Convergent Actor-Critic Algorithms Under Off-Policy Training and Function Approximation
This addresses a foundational problem in reinforcement learning for researchers and practitioners dealing with high-dimensional action spaces, offering a novel solution to enable stable and efficient off-policy learning.
The paper tackles the problem of off-policy training in reinforcement learning with continuous or large action sets, where estimating state-action value functions is infeasible, by introducing convergent Actor-Critic algorithms that use state-value functions to lift the curse of dimensionality. The result is the first class of policy-gradient algorithms, Gradient Actor-Critic and Emphatic Actor-Critic, guaranteed to converge under off-policy training with function approximation, maintaining desirable properties without additional hyper-parameters.
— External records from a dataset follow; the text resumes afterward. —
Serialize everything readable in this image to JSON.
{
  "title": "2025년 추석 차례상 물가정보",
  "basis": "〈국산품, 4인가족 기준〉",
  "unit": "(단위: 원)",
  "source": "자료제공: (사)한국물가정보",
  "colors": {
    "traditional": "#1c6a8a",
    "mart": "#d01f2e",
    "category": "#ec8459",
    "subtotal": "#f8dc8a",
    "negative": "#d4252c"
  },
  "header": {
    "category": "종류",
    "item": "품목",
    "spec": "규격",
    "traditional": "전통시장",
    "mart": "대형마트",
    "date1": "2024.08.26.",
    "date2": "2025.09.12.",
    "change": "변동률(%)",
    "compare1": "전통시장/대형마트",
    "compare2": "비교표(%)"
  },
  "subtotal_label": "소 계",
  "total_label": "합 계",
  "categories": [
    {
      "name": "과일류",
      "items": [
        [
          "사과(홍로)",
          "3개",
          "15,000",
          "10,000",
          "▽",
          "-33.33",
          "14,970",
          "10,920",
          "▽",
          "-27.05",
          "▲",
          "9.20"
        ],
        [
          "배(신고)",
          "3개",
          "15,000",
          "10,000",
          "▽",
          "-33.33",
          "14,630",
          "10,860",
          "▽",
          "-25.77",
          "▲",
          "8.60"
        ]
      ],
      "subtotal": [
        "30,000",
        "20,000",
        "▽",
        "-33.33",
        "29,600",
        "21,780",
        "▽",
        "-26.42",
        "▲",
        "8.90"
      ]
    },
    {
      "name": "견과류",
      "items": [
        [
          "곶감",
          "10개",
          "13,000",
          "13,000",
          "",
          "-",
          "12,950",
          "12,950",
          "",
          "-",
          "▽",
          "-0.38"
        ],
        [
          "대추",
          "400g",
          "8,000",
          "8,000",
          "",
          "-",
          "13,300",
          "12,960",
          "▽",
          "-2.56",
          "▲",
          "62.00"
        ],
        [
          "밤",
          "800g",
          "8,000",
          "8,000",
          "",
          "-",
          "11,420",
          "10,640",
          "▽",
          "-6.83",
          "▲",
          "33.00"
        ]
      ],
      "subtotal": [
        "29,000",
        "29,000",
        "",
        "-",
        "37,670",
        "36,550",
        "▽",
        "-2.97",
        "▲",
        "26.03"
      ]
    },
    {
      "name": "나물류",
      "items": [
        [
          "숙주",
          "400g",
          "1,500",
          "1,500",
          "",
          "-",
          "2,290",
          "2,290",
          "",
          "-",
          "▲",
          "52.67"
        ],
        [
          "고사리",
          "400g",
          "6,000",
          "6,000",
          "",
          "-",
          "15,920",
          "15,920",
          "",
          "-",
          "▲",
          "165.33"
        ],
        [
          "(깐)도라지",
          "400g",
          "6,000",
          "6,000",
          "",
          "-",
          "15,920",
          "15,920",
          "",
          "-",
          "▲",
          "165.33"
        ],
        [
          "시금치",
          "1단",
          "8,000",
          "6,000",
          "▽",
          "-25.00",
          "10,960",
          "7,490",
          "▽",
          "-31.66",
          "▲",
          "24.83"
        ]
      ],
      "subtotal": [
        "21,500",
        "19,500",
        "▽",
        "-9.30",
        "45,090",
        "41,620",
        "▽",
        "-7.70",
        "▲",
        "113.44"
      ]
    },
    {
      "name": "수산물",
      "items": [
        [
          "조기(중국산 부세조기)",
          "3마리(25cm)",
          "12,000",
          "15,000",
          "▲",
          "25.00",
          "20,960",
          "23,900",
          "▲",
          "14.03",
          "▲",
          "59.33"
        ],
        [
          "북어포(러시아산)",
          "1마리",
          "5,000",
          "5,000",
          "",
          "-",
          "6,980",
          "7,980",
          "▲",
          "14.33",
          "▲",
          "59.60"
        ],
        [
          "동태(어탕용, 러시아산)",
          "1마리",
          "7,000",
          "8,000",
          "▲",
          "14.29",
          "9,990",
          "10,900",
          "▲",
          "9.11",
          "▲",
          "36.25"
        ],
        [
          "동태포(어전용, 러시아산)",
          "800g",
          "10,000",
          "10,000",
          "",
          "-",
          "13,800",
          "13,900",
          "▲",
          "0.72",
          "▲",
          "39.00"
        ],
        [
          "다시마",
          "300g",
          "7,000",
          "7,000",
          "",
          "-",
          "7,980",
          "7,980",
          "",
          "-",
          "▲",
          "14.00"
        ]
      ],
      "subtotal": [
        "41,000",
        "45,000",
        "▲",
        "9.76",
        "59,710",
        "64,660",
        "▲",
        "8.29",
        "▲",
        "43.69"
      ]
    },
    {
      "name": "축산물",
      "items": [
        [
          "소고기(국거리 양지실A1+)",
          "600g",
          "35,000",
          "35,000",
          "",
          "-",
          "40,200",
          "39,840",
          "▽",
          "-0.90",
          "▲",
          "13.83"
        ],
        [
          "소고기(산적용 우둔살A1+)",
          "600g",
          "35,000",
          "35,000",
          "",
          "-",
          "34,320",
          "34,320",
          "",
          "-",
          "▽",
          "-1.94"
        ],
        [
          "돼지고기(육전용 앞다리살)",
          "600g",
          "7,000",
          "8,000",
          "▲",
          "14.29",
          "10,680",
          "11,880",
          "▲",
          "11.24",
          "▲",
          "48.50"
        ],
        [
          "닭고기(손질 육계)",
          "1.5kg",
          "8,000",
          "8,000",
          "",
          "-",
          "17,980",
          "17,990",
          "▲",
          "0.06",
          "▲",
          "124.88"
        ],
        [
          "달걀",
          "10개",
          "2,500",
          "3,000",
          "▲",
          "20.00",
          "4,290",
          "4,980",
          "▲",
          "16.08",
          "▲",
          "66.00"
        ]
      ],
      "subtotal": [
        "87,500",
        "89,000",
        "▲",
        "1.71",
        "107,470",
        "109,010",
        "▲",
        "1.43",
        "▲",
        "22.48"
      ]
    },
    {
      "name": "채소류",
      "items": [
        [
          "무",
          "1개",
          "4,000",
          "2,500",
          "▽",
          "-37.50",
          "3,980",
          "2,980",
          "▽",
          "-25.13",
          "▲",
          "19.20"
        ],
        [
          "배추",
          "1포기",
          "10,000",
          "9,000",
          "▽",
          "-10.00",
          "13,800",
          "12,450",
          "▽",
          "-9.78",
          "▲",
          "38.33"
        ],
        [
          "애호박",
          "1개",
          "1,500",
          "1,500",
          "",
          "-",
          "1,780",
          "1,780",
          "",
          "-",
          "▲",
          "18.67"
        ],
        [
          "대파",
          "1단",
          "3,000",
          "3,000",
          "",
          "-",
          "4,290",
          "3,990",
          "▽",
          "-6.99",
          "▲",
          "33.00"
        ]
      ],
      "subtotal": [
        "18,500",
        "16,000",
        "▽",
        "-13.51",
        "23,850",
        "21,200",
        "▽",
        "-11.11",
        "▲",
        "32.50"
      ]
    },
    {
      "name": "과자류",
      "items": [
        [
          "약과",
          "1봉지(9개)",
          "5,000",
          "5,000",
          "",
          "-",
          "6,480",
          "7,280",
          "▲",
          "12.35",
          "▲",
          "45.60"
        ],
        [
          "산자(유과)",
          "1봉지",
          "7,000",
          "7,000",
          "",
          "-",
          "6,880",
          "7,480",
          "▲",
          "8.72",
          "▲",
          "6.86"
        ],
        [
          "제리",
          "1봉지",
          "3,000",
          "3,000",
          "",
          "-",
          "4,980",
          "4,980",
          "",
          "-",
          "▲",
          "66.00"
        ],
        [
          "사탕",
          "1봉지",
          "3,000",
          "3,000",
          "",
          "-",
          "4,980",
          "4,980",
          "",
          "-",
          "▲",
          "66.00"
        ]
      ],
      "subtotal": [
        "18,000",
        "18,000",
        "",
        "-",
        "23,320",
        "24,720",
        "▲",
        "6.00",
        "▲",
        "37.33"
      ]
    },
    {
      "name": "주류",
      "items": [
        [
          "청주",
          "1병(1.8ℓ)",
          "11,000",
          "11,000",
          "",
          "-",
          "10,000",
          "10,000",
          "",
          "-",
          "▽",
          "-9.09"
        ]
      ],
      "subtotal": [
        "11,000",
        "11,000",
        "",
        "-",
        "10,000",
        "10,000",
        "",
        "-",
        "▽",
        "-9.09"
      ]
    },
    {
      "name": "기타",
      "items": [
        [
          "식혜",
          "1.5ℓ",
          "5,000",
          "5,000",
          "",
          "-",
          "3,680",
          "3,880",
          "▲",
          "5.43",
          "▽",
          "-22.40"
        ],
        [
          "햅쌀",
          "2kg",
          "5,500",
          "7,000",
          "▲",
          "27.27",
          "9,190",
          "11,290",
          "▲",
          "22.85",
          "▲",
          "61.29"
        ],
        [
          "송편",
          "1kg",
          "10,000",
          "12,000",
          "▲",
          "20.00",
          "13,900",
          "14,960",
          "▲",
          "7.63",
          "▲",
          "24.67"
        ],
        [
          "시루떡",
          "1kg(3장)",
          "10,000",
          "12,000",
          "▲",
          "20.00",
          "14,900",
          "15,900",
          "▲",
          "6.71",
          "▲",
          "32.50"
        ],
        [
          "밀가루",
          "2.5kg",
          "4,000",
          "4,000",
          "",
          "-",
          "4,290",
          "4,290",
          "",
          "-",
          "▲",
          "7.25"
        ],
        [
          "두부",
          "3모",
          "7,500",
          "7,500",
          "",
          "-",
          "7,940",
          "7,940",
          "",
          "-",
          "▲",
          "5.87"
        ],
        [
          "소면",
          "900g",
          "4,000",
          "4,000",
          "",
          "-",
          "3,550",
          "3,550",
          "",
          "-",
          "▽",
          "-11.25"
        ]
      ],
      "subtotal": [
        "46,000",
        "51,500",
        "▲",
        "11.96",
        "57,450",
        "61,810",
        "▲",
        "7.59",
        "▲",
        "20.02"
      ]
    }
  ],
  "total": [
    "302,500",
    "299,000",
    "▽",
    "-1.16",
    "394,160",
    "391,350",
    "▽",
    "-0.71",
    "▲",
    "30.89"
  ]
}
We present the first class of policy-gradient algorithms that work with both state-value and policy function-approximation, and are guaranteed to converge under off-policy training. Our solution targets problems in reinforcement learning where the action representation adds to the-curse-of-dimensionality; that is, with continuous or large action sets, thus making it infeasible to estimate state-action value functions (Q functions). Using state-value functions helps to lift the curse and as a result naturally turn our policy-gradient solution into classical Actor-Critic architecture whose Actor uses state-value function for the update. Our algorithms, Gradient Actor-Critic and Emphatic Actor-Critic, are derived based on the exact gradient of averaged state-value function objective and thus are guaranteed to converge to its optimal solution, while maintaining all the desirable properties of classical Actor-Critic methods with no additional hyper-parameters. To our knowledge, this is the first time that convergent off-policy learning methods have been extended to classical Actor-Critic methods with function approximation.